User agents override built-ins with the same name. This means you can customise the default assistant agent by creating your own version at ~/.yapflows/agents/assistant.md.

Built-in agents

Yapflows ships with at least one built-in agent (assistant) as a sensible default. Built-in agents appear in the Agents tab with a visual indicator and cannot be deleted through the UI (though their files can be replaced by user agents with the same name).

System prompt assembly

Before each conversation turn, Yapflows assembles the full system prompt from three parts:

  1. The agent's body text
  2. The contents of ~/.yapflows/memory/default.md (if it exists)
  3. Framework instructions: memory conventions, knowledge conventions, and the list of available skills

The model sees this assembled prompt as its context.
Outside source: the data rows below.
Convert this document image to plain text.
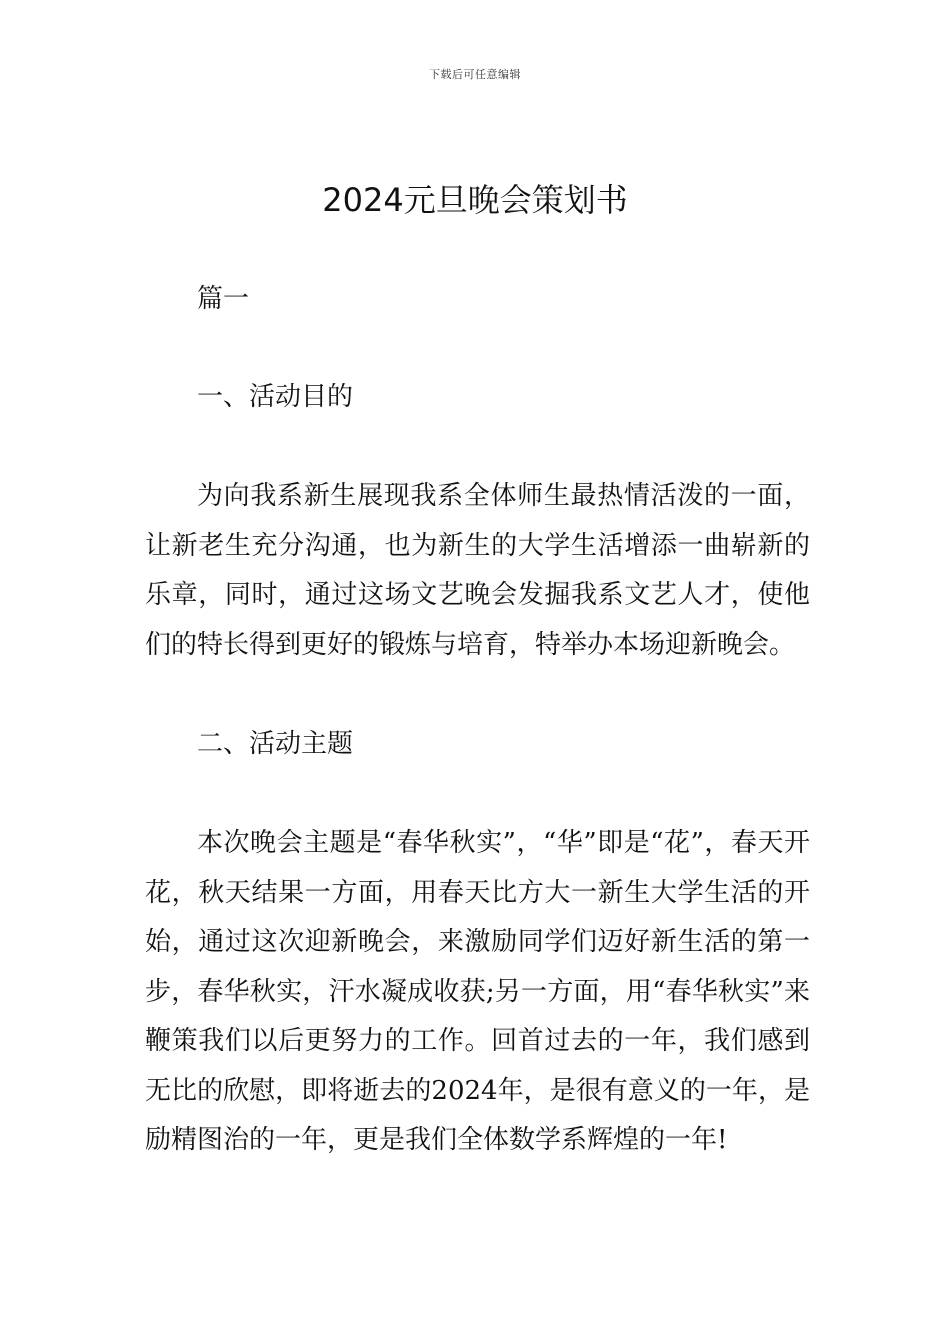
下载后可任意编辑
2024元旦晚会策划书

篇一

一、活动目的

为向我系新生展现我系全体师生最热情活泼的一面，让新老生充分沟通，也为新生的大学生活增添一曲崭新的乐章，同时，通过这场文艺晚会发掘我系文艺人才，使他们的特长得到更好的锻炼与培育，特举办本场迎新晚会。

二、活动主题

本次晚会主题是“春华秋实”，“华”即是“花”，春天开花，秋天结果一方面，用春天比方大一新生大学生活的开始，通过这次迎新晚会，来激励同学们迈好新生活的第一步，春华秋实，汗水凝成收获;另一方面，用“春华秋实”来鞭策我们以后更努力的工作。回首过去的一年，我们感到无比的欣慰，即将逝去的2024年，是很有意义的一年，是励精图治的一年，更是我们全体数学系辉煌的一年!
Topic memory files and knowledge documents are not included automatically — they are loaded on demand via @mention or #mention in the chat, or by the agent itself using bash.

Editing agents

In the Agents tab, user-defined agents have an editable system prompt. Changes are saved back to the markdown file. Built-in agent prompts are shown as read-only.

Use the "New chat with this agent" button in the Agents tab to start a conversation with the currently selected agent pre-filled.